When he was an organist in Arnhem, Netherlands, he and two friends decided to restore an old organ in a poor state of repair.

They worked on it for five years at nights, in addition to their day jobs.

The restoration was so successful that the Dutch Government put the organ back on its heritage register.

Mr Meijer has given recitals at St John’s Anglican Church in Launceston and he still plays at the University of Tasmania graduation ceremonies at the Albert Hall in Launceston.

After being made redundant from his job at a Launceston primary school in 1995, he gave organ and piano lessons privately and also started work restoring and maintaining pipe organs throughout the State and tuning and maintaining pianos.

Building an organ requires fine cabinet making, metalwork, soldering, musical, mechanical and even leatherwork skills (for the bellows).

For Mr Meijer, the most satisfying part of the process comes when the work is complete and he hears the organ’s ‘voice,’ as he envisaged it, for the first time.

"I like the variety in the sound, the colour, the timbre, the beautiful harmony, the flute sounds, the chorus,’’ he said.

"Every organ is different and that makes it exciting.’’

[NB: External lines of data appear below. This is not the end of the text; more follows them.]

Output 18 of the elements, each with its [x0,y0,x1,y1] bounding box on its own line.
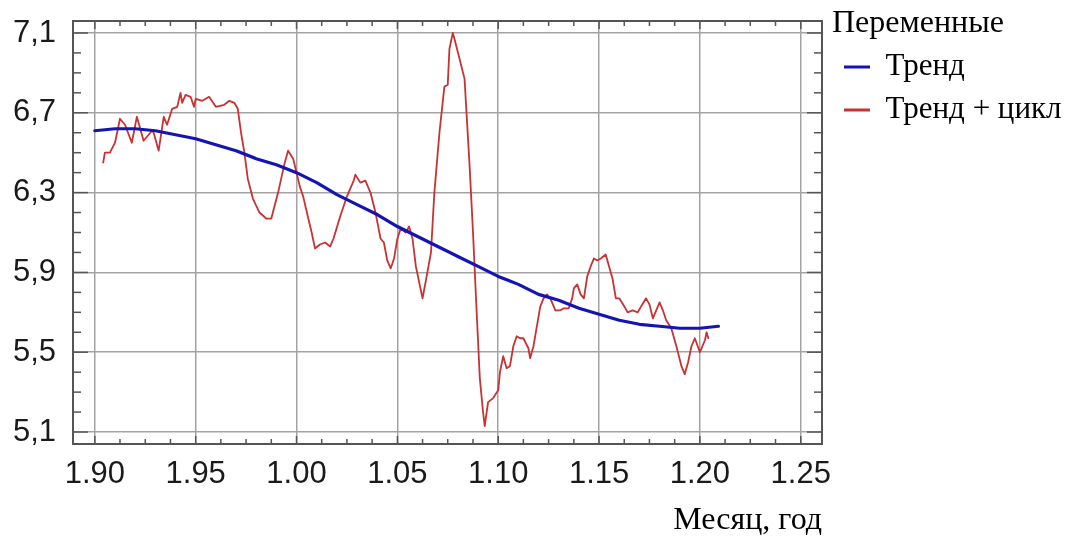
y-tick-label: 7,1 [12,13,56,49]
x-tick-label: 1.00 [266,455,327,491]
x-axis-title: Месяц, год [673,500,822,537]
x-tick-label: 1.95 [165,455,226,491]
y-tick-label: 6,7 [12,93,56,129]
x-tick-label: 1.15 [568,455,630,491]
x-tick-label: 1.10 [468,455,529,491]
x-tick-label: 1.90 [64,455,126,491]
y-tick-label: 5,9 [12,252,56,288]
legend-title: Переменные [832,2,1004,39]
x-tick-label: 1.20 [669,455,731,491]
x-tick-label: 1.05 [367,455,428,491]
y-tick-label: 6,3 [12,173,56,209]
legend-label: Тренд + цикл [885,90,1062,126]
x-tick-label: 1.25 [770,455,831,491]
y-tick-label: 5,5 [12,332,56,368]
y-tick-label: 5,1 [12,412,56,448]
legend-label: Тренд [885,47,966,83]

An accident with a table saw during construction of the St Patrick’s Church organ severely cut two fingers of Mr Meijer’s right hand and required an operation.

While Mr Meijer, now 71, is happy that he can still play the instrument he loves, with arthritis now affecting his hands he is realistic that this organ will be the last that he builds.
Mr Meijer and his wife Trudy, recently loaded up the myriad of organ parts in their campervan and travelled from their Launceston home to Colebrook, to put the musical jigsaw puzzle together.

The unique Colebrook organ features Tasmanian blackwood, and the outer casing was French polished in Hobart.

The organ’s construction has been made possible through the Pugin Foundation, and is supported by the Tasmanian Community Fund.

St Patrick’s Church was designed by renowned English architect Augustus Pugin, whose work can also be seen in the interior design of the Palace of Westminster in London.

Hans Meijer was commissioned to build the organ to mark the bicentenary of Pugin’s birth.